Imagine your daughter is addicted to prescription opioids after treating injuries from a car accident. After haggling with insurance companies and hounding state agencies, you have finally secured her a bed in a recovery center – only to be told that the nearest available center is 90 miles east and will only provide a few days of care.

In many cases, parents are relieved when their own children get arrested, because it offers their only hope for detox. This is a disgrace for our Commonwealth; we have a moral obligation to fix it.

For two decades, big pharmaceutical companies peddled powerful painkillers, knowing full well their deadly potential. They looked the other way – and profited handsomely – while highly addictive pills flooded our streets, to the point that more than a third of U.S. adults were prescribed opioids by 2015.

Now, we’re witnessing the devastating results: families hollowed out across our country and in Western Mass, where we have felt a disproportionate share of our Commonwealth’s opioid epidemic.

Fortunately, there was a bright spot of news when new data showed the number of overdose deaths in Massachusetts fell 10 percent in 2017.

The reduction is attributed in part to the wide availability of Narcan, an overdose-reversal drug, and to the fact that Massachusetts was the first state to limit the number of opioid pills doctors can prescribe per prescription. Working to implement both those policies has been among the most important work I’ve done in the Senate.

But these gains are modest compared to the scope of the overall problem, which is why we need to double down on our response and do even more in 2018.

First, we must continue to expand the number of treatment beds available, specifically in Western Mass, and give health professionals new tools to require people to receive treatment when they pose a danger to themselves or others. The first response to substance abuse cannot be a police officer and a jail cell, it must be a recovery coach and a treatment bed.

We must also continue to expand Narcan access by allowing pharmacies to stock it and disburse it over-the-counter.

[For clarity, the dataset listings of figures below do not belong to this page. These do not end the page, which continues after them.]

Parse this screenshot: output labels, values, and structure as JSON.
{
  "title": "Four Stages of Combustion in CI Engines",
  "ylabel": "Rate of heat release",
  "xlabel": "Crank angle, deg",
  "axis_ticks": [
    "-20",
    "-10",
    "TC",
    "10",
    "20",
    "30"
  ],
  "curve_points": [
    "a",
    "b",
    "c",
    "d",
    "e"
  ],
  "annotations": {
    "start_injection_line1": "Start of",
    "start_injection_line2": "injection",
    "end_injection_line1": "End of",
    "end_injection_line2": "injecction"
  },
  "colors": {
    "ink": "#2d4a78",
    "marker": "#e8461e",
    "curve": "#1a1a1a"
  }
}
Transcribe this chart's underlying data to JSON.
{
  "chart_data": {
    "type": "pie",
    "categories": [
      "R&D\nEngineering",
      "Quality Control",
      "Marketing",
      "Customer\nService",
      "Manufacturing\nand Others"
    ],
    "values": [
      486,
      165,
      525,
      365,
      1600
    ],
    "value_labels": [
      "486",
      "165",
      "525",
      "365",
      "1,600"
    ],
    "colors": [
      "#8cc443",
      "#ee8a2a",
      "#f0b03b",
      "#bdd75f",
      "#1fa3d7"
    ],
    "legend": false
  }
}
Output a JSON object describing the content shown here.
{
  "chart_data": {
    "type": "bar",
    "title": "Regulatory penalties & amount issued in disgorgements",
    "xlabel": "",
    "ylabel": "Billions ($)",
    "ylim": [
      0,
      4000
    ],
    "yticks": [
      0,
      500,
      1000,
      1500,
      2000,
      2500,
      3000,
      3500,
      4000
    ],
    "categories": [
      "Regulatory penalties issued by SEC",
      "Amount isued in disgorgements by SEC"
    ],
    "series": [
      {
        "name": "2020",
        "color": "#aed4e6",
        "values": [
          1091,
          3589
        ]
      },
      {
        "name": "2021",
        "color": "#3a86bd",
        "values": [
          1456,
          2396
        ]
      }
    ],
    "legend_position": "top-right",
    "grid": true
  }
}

I was happy to see these measures, and many others, included in new legislation proposed by Gov. Baker. I’m committed to working collaboratively with local officials and the Baker Administration to see these solutions implemented. But we must do much more.

I have also introduced a bill, S. 543, to  strengthen these measures by requiring health insurers to cover medication-assisted treatment and cap the total out-of-pocket co-pays for methadone treatment programs. Insurance companies, which are so rarely willing to pay, should be required to cover this medically necessary treatment.

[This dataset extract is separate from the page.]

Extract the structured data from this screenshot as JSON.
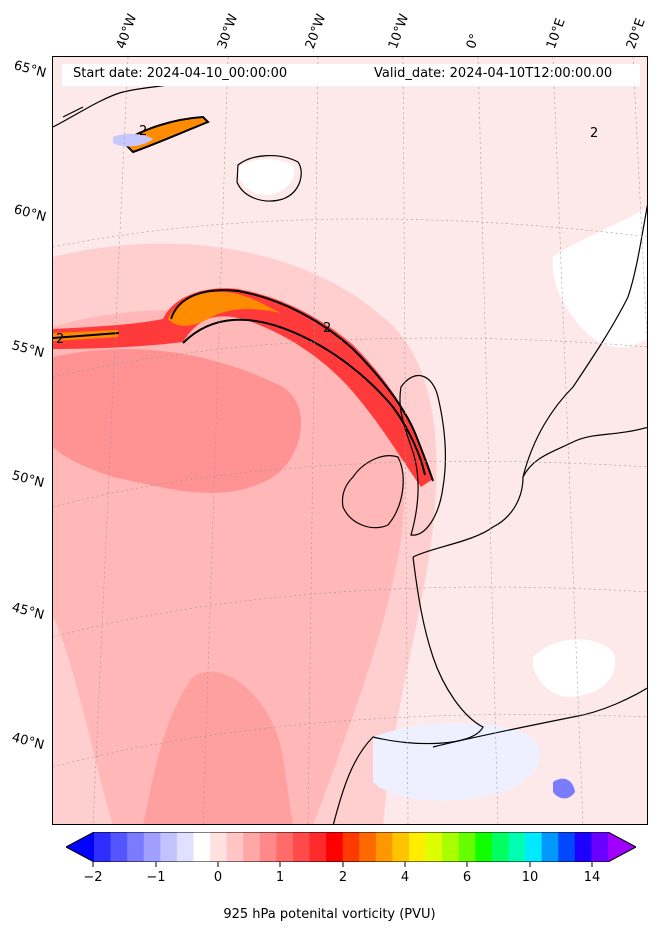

Alternative pain management techniques, such as acupuncture, should also be explored as alternatives to prescription painkillers. And we must continue to expand opioid addiction education in our schools, to spot and prevent abuse before it’s too late.

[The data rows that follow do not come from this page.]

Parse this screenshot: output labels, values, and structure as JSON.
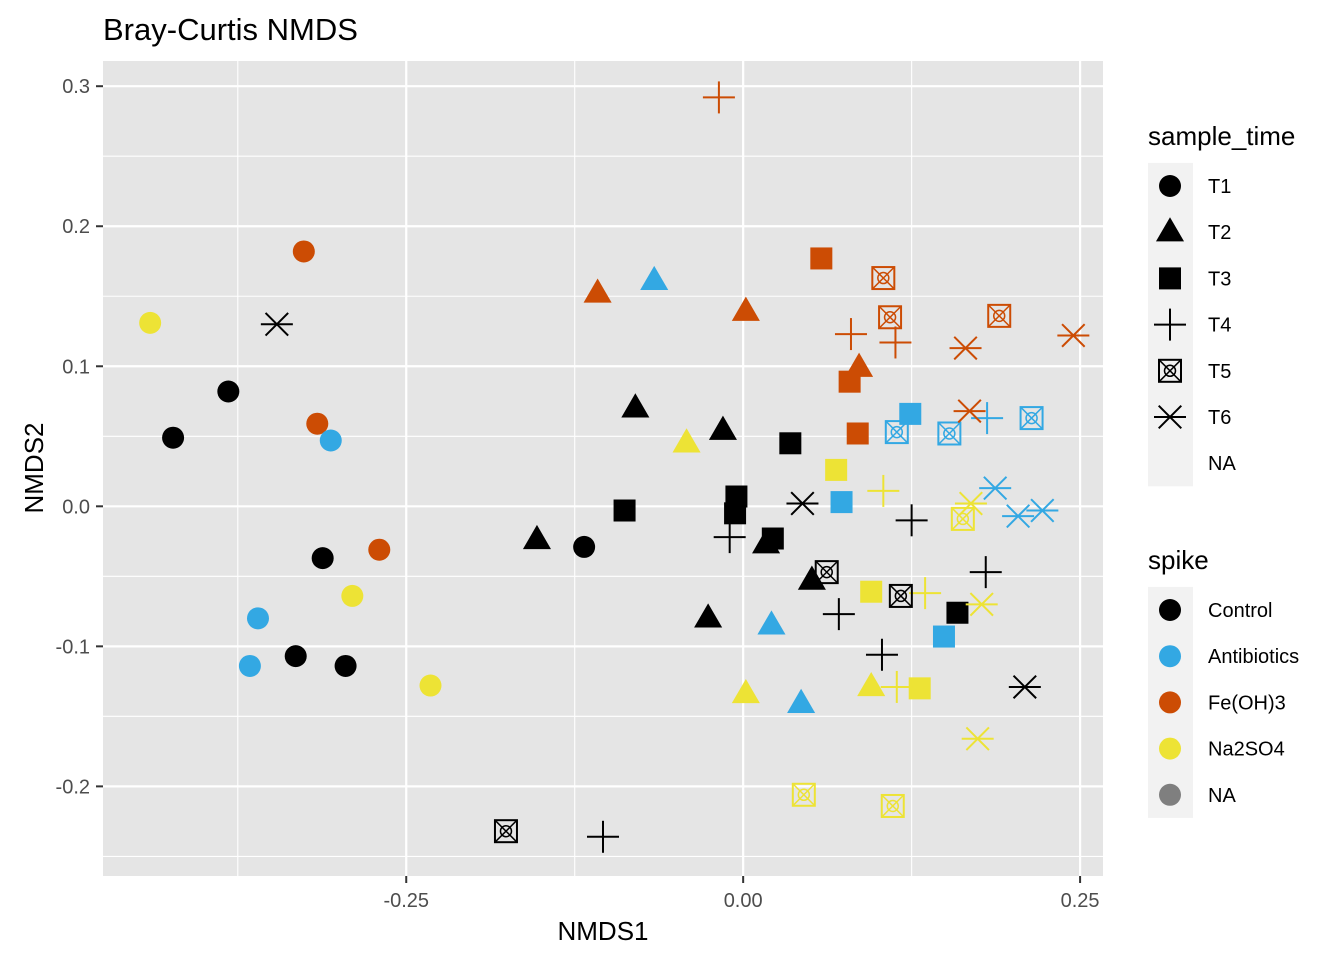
{
  "chart_data": {
    "type": "scatter",
    "title": "Bray-Curtis NMDS",
    "xlabel": "NMDS1",
    "ylabel": "NMDS2",
    "xlim": [
      -0.475,
      0.267
    ],
    "ylim": [
      -0.264,
      0.318
    ],
    "x_ticks": [
      -0.25,
      0.0,
      0.25
    ],
    "x_tick_labels": [
      "-0.25",
      "0.00",
      "0.25"
    ],
    "y_ticks": [
      -0.2,
      -0.1,
      0.0,
      0.1,
      0.2,
      0.3
    ],
    "y_tick_labels": [
      "-0.2",
      "-0.1",
      "0.0",
      "0.1",
      "0.2",
      "0.3"
    ],
    "grid": true,
    "legend_position": "right",
    "colors": {
      "Control": "#000000",
      "Antibiotics": "#33a8e3",
      "Fe(OH)3": "#cc4c04",
      "Na2SO4": "#ede335",
      "NA": "#7f7f7f",
      "panel_bg": "#e5e5e5",
      "grid": "#ffffff"
    },
    "legends": [
      {
        "title": "sample_time",
        "items": [
          {
            "label": "T1",
            "shape": "circle"
          },
          {
            "label": "T2",
            "shape": "triangle"
          },
          {
            "label": "T3",
            "shape": "square"
          },
          {
            "label": "T4",
            "shape": "plus"
          },
          {
            "label": "T5",
            "shape": "boxcross"
          },
          {
            "label": "T6",
            "shape": "asterisk"
          },
          {
            "label": "NA",
            "shape": "none"
          }
        ]
      },
      {
        "title": "spike",
        "items": [
          {
            "label": "Control",
            "color": "#000000"
          },
          {
            "label": "Antibiotics",
            "color": "#33a8e3"
          },
          {
            "label": "Fe(OH)3",
            "color": "#cc4c04"
          },
          {
            "label": "Na2SO4",
            "color": "#ede335"
          },
          {
            "label": "NA",
            "color": "#7f7f7f"
          }
        ]
      }
    ],
    "points": [
      {
        "x": -0.423,
        "y": 0.049,
        "time": "T1",
        "spike": "Control"
      },
      {
        "x": -0.382,
        "y": 0.082,
        "time": "T1",
        "spike": "Control"
      },
      {
        "x": -0.312,
        "y": -0.037,
        "time": "T1",
        "spike": "Control"
      },
      {
        "x": -0.332,
        "y": -0.107,
        "time": "T1",
        "spike": "Control"
      },
      {
        "x": -0.295,
        "y": -0.114,
        "time": "T1",
        "spike": "Control"
      },
      {
        "x": -0.118,
        "y": -0.029,
        "time": "T1",
        "spike": "Control"
      },
      {
        "x": -0.44,
        "y": 0.131,
        "time": "T1",
        "spike": "Na2SO4"
      },
      {
        "x": -0.29,
        "y": -0.064,
        "time": "T1",
        "spike": "Na2SO4"
      },
      {
        "x": -0.232,
        "y": -0.128,
        "time": "T1",
        "spike": "Na2SO4"
      },
      {
        "x": -0.326,
        "y": 0.182,
        "time": "T1",
        "spike": "Fe(OH)3"
      },
      {
        "x": -0.316,
        "y": 0.059,
        "time": "T1",
        "spike": "Fe(OH)3"
      },
      {
        "x": -0.27,
        "y": -0.031,
        "time": "T1",
        "spike": "Fe(OH)3"
      },
      {
        "x": -0.306,
        "y": 0.047,
        "time": "T1",
        "spike": "Antibiotics"
      },
      {
        "x": -0.36,
        "y": -0.08,
        "time": "T1",
        "spike": "Antibiotics"
      },
      {
        "x": -0.366,
        "y": -0.114,
        "time": "T1",
        "spike": "Antibiotics"
      },
      {
        "x": -0.08,
        "y": 0.07,
        "time": "T2",
        "spike": "Control"
      },
      {
        "x": -0.015,
        "y": 0.054,
        "time": "T2",
        "spike": "Control"
      },
      {
        "x": -0.153,
        "y": -0.024,
        "time": "T2",
        "spike": "Control"
      },
      {
        "x": -0.026,
        "y": -0.08,
        "time": "T2",
        "spike": "Control"
      },
      {
        "x": 0.017,
        "y": -0.027,
        "time": "T2",
        "spike": "Control"
      },
      {
        "x": 0.051,
        "y": -0.053,
        "time": "T2",
        "spike": "Control"
      },
      {
        "x": -0.108,
        "y": 0.152,
        "time": "T2",
        "spike": "Fe(OH)3"
      },
      {
        "x": 0.002,
        "y": 0.139,
        "time": "T2",
        "spike": "Fe(OH)3"
      },
      {
        "x": 0.086,
        "y": 0.099,
        "time": "T2",
        "spike": "Fe(OH)3"
      },
      {
        "x": -0.066,
        "y": 0.161,
        "time": "T2",
        "spike": "Antibiotics"
      },
      {
        "x": 0.021,
        "y": -0.085,
        "time": "T2",
        "spike": "Antibiotics"
      },
      {
        "x": 0.043,
        "y": -0.141,
        "time": "T2",
        "spike": "Antibiotics"
      },
      {
        "x": -0.042,
        "y": 0.045,
        "time": "T2",
        "spike": "Na2SO4"
      },
      {
        "x": 0.002,
        "y": -0.134,
        "time": "T2",
        "spike": "Na2SO4"
      },
      {
        "x": 0.095,
        "y": -0.129,
        "time": "T2",
        "spike": "Na2SO4"
      },
      {
        "x": -0.088,
        "y": -0.003,
        "time": "T3",
        "spike": "Control"
      },
      {
        "x": -0.005,
        "y": 0.007,
        "time": "T3",
        "spike": "Control"
      },
      {
        "x": -0.006,
        "y": -0.005,
        "time": "T3",
        "spike": "Control"
      },
      {
        "x": 0.022,
        "y": -0.023,
        "time": "T3",
        "spike": "Control"
      },
      {
        "x": 0.035,
        "y": 0.045,
        "time": "T3",
        "spike": "Control"
      },
      {
        "x": 0.159,
        "y": -0.076,
        "time": "T3",
        "spike": "Control"
      },
      {
        "x": 0.058,
        "y": 0.177,
        "time": "T3",
        "spike": "Fe(OH)3"
      },
      {
        "x": 0.079,
        "y": 0.089,
        "time": "T3",
        "spike": "Fe(OH)3"
      },
      {
        "x": 0.085,
        "y": 0.052,
        "time": "T3",
        "spike": "Fe(OH)3"
      },
      {
        "x": 0.069,
        "y": 0.026,
        "time": "T3",
        "spike": "Na2SO4"
      },
      {
        "x": 0.095,
        "y": -0.061,
        "time": "T3",
        "spike": "Na2SO4"
      },
      {
        "x": 0.131,
        "y": -0.13,
        "time": "T3",
        "spike": "Na2SO4"
      },
      {
        "x": 0.073,
        "y": 0.003,
        "time": "T3",
        "spike": "Antibiotics"
      },
      {
        "x": 0.124,
        "y": 0.066,
        "time": "T3",
        "spike": "Antibiotics"
      },
      {
        "x": 0.149,
        "y": -0.093,
        "time": "T3",
        "spike": "Antibiotics"
      },
      {
        "x": -0.018,
        "y": 0.292,
        "time": "T4",
        "spike": "Fe(OH)3"
      },
      {
        "x": 0.08,
        "y": 0.123,
        "time": "T4",
        "spike": "Fe(OH)3"
      },
      {
        "x": 0.113,
        "y": 0.117,
        "time": "T4",
        "spike": "Fe(OH)3"
      },
      {
        "x": -0.01,
        "y": -0.022,
        "time": "T4",
        "spike": "Control"
      },
      {
        "x": 0.125,
        "y": -0.01,
        "time": "T4",
        "spike": "Control"
      },
      {
        "x": 0.18,
        "y": -0.047,
        "time": "T4",
        "spike": "Control"
      },
      {
        "x": 0.071,
        "y": -0.077,
        "time": "T4",
        "spike": "Control"
      },
      {
        "x": 0.103,
        "y": -0.106,
        "time": "T4",
        "spike": "Control"
      },
      {
        "x": -0.104,
        "y": -0.236,
        "time": "T4",
        "spike": "Control"
      },
      {
        "x": 0.104,
        "y": 0.011,
        "time": "T4",
        "spike": "Na2SO4"
      },
      {
        "x": 0.135,
        "y": -0.062,
        "time": "T4",
        "spike": "Na2SO4"
      },
      {
        "x": 0.114,
        "y": -0.129,
        "time": "T4",
        "spike": "Na2SO4"
      },
      {
        "x": 0.181,
        "y": 0.063,
        "time": "T4",
        "spike": "Antibiotics"
      },
      {
        "x": 0.104,
        "y": 0.163,
        "time": "T5",
        "spike": "Fe(OH)3"
      },
      {
        "x": 0.109,
        "y": 0.135,
        "time": "T5",
        "spike": "Fe(OH)3"
      },
      {
        "x": 0.19,
        "y": 0.136,
        "time": "T5",
        "spike": "Fe(OH)3"
      },
      {
        "x": 0.114,
        "y": 0.053,
        "time": "T5",
        "spike": "Antibiotics"
      },
      {
        "x": 0.153,
        "y": 0.052,
        "time": "T5",
        "spike": "Antibiotics"
      },
      {
        "x": 0.214,
        "y": 0.063,
        "time": "T5",
        "spike": "Antibiotics"
      },
      {
        "x": 0.163,
        "y": -0.009,
        "time": "T5",
        "spike": "Na2SO4"
      },
      {
        "x": 0.045,
        "y": -0.206,
        "time": "T5",
        "spike": "Na2SO4"
      },
      {
        "x": 0.111,
        "y": -0.214,
        "time": "T5",
        "spike": "Na2SO4"
      },
      {
        "x": 0.062,
        "y": -0.047,
        "time": "T5",
        "spike": "Control"
      },
      {
        "x": 0.117,
        "y": -0.064,
        "time": "T5",
        "spike": "Control"
      },
      {
        "x": -0.176,
        "y": -0.232,
        "time": "T5",
        "spike": "Control"
      },
      {
        "x": -0.346,
        "y": 0.13,
        "time": "T6",
        "spike": "Control"
      },
      {
        "x": 0.044,
        "y": 0.002,
        "time": "T6",
        "spike": "Control"
      },
      {
        "x": 0.209,
        "y": -0.129,
        "time": "T6",
        "spike": "Control"
      },
      {
        "x": 0.165,
        "y": 0.113,
        "time": "T6",
        "spike": "Fe(OH)3"
      },
      {
        "x": 0.168,
        "y": 0.068,
        "time": "T6",
        "spike": "Fe(OH)3"
      },
      {
        "x": 0.245,
        "y": 0.122,
        "time": "T6",
        "spike": "Fe(OH)3"
      },
      {
        "x": 0.187,
        "y": 0.013,
        "time": "T6",
        "spike": "Antibiotics"
      },
      {
        "x": 0.204,
        "y": -0.007,
        "time": "T6",
        "spike": "Antibiotics"
      },
      {
        "x": 0.222,
        "y": -0.003,
        "time": "T6",
        "spike": "Antibiotics"
      },
      {
        "x": 0.169,
        "y": 0.002,
        "time": "T6",
        "spike": "Na2SO4"
      },
      {
        "x": 0.177,
        "y": -0.07,
        "time": "T6",
        "spike": "Na2SO4"
      },
      {
        "x": 0.174,
        "y": -0.166,
        "time": "T6",
        "spike": "Na2SO4"
      }
    ]
  }
}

Ultimately, the pharmaceutical companies that caused this mess must be held accountable. We are learning more and more about how they knowingly marketed life-threatening products and launched campaigns to convince doctors that these drugs were not as harmful as the research warned, making billions of dollars of profit in the process.

In response, lawsuits are cropping up all over the country, including in Greenfield. I hope these suits are joined by the Attorneys General in Massachusetts and other states across the country.

We will never be able to get back the lives lost or fully repair the families destroyed by this scourge. But the opioid crisis, while daunting and cruel, is solvable if we marshal the will and the focus to fix it.